Adobe Interview Question
Software Engineer / Developers@coder : Heap is not right because it lacks order throughout the tree (Think about insert and than lookup or more deeply about getting the next min/max number after extractmin/max). BST is the right implementation with a min and max variable so that the lookup is O(1) while update takes lg(n). Update(insert, extract) shall also change the min/max variable
Having a balanced BST, is good. But while we are trying perform extractMin() delete the leftmost leaf of the BST, we need to maintain another variable tempMin. Which will be updated as we travel from head to the leftmost node and will hold the prev-min value (at the end the parent of the left-most node). This is what the next min is after removing the Min from the BST in extractMin() operation and stored in Min variable.
Similarly, have tempMax variable to store the previous-max during extractMax() operation.
In fact, the same Min and Max variables can be reused for the tempMin and tempMax purpose.
For every solution, think of a scenario when the currentMin is removed. i.e. extractMin. Now, whatever data structure you propose should provide a way to find out next min/max. The solution provided by Shwetank does not handle this case. Also it is more space complex. And off-source time complex as well.

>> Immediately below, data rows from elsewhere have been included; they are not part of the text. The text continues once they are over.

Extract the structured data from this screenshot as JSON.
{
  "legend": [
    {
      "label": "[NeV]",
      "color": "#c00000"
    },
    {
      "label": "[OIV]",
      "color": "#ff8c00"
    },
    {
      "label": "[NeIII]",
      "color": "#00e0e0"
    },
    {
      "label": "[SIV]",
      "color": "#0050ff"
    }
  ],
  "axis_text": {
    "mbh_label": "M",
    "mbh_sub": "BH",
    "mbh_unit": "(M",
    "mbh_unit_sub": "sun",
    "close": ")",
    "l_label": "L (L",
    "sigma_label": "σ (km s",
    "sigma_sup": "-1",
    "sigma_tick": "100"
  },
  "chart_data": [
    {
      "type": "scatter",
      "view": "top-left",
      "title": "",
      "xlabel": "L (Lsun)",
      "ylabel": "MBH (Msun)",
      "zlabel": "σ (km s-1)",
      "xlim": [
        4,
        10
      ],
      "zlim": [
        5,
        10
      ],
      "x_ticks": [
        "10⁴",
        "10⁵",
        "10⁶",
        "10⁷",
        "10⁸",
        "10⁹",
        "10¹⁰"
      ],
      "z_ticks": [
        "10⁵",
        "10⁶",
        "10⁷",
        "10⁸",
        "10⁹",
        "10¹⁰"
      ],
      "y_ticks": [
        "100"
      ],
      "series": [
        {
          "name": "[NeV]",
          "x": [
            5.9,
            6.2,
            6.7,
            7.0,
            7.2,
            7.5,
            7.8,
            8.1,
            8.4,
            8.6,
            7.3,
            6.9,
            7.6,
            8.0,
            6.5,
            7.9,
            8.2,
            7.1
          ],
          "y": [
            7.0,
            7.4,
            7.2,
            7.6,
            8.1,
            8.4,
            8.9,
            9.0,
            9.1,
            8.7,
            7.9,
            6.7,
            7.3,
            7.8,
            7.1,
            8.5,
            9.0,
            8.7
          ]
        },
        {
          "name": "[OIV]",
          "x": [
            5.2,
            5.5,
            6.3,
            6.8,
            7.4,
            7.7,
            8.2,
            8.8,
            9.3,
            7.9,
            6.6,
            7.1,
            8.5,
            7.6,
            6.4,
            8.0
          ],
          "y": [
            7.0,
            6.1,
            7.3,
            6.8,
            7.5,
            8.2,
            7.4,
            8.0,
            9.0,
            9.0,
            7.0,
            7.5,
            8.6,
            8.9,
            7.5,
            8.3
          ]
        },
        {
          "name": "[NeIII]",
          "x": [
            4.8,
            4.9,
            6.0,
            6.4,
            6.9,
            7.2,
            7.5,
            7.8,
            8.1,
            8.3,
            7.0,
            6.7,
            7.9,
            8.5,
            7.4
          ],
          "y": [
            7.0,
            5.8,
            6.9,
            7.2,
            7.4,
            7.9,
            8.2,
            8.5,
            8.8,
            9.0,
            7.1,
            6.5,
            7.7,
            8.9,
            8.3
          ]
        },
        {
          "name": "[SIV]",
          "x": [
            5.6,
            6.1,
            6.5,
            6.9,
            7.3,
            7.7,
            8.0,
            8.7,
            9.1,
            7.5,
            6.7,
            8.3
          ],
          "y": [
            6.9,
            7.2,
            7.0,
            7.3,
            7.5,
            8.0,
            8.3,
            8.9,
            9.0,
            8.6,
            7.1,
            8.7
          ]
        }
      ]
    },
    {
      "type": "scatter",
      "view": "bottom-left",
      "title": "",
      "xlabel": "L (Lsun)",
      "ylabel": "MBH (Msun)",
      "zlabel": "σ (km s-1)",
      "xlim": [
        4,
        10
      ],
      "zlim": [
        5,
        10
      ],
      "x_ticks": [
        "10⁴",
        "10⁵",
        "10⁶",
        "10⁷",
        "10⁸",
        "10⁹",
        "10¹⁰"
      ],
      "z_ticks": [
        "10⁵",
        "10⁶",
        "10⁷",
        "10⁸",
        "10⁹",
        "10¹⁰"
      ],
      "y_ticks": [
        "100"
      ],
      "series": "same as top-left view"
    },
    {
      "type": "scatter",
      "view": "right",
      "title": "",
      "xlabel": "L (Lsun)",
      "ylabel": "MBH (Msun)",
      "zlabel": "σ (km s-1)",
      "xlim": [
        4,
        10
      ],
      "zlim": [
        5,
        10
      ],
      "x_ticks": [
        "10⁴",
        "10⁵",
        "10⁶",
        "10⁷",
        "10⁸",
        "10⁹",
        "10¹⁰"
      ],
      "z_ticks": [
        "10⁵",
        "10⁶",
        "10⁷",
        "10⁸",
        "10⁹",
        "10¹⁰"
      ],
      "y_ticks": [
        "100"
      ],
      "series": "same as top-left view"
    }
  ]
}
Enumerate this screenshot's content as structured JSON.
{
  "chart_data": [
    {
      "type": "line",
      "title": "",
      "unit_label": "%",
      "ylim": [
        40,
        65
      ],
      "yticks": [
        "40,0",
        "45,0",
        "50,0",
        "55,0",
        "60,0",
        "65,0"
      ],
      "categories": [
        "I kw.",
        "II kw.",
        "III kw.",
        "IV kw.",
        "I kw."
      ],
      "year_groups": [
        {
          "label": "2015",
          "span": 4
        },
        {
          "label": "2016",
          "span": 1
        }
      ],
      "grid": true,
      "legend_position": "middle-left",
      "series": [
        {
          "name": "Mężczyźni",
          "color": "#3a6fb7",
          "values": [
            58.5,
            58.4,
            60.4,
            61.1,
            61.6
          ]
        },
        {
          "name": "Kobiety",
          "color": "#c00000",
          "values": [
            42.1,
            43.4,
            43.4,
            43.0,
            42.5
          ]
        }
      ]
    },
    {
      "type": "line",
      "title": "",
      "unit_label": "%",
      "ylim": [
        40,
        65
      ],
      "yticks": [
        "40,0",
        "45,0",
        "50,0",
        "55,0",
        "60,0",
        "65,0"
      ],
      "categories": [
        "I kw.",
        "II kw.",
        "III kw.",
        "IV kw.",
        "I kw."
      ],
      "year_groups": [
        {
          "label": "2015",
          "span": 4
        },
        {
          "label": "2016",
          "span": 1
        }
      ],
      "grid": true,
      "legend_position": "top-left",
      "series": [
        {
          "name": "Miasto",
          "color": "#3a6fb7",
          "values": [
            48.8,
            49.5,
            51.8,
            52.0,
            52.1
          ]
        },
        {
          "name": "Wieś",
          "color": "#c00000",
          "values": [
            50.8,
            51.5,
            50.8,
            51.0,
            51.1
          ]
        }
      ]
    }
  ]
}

If the new element that you insert into a linked list is smaller than the current Min? You need to update each node in the list to point to this new Min. How do you say each operation is O(1)?
Use two heaps - minheap and maxheap. Each entry contains integer, and a pointer to the same value on the other heap.
Min and max are constant time as they only require a look up to the appropriate heap's root node.
Extractmin will remove root on minheap, replace the last element of maxheap with node pointed by just removed min node and finally 'heapify' both structures.
Extractmax works symmetrically.
Insert puts value in both heaps and updates the pointers.
All of O(logN) operations will take O(2logN) => still O(logN) bound. May not be space efficient, but solves for the time constraint.
BST with Min and Max.
1) each node while insertion will update the min and max.
2) extractMin is performed then left end child will be updated as Min in root
3) extractMax is performed then right end child will be updated as Max in root
4) for deletion, if min or max node is deleted then do the same thing which is done by extractMin and extracMax.
so Min and Max will be done in O(1) and rest of the operation will be done in O(log2n)
Implement an ADT that encapsulates a BALANCED BST and two variables min and max.
- random September 15, 2009insertion,deletion,extractMin,extractMax would then take O(logn) time
On every insertion update the min and max variables.So max() and min() would take O(1) time.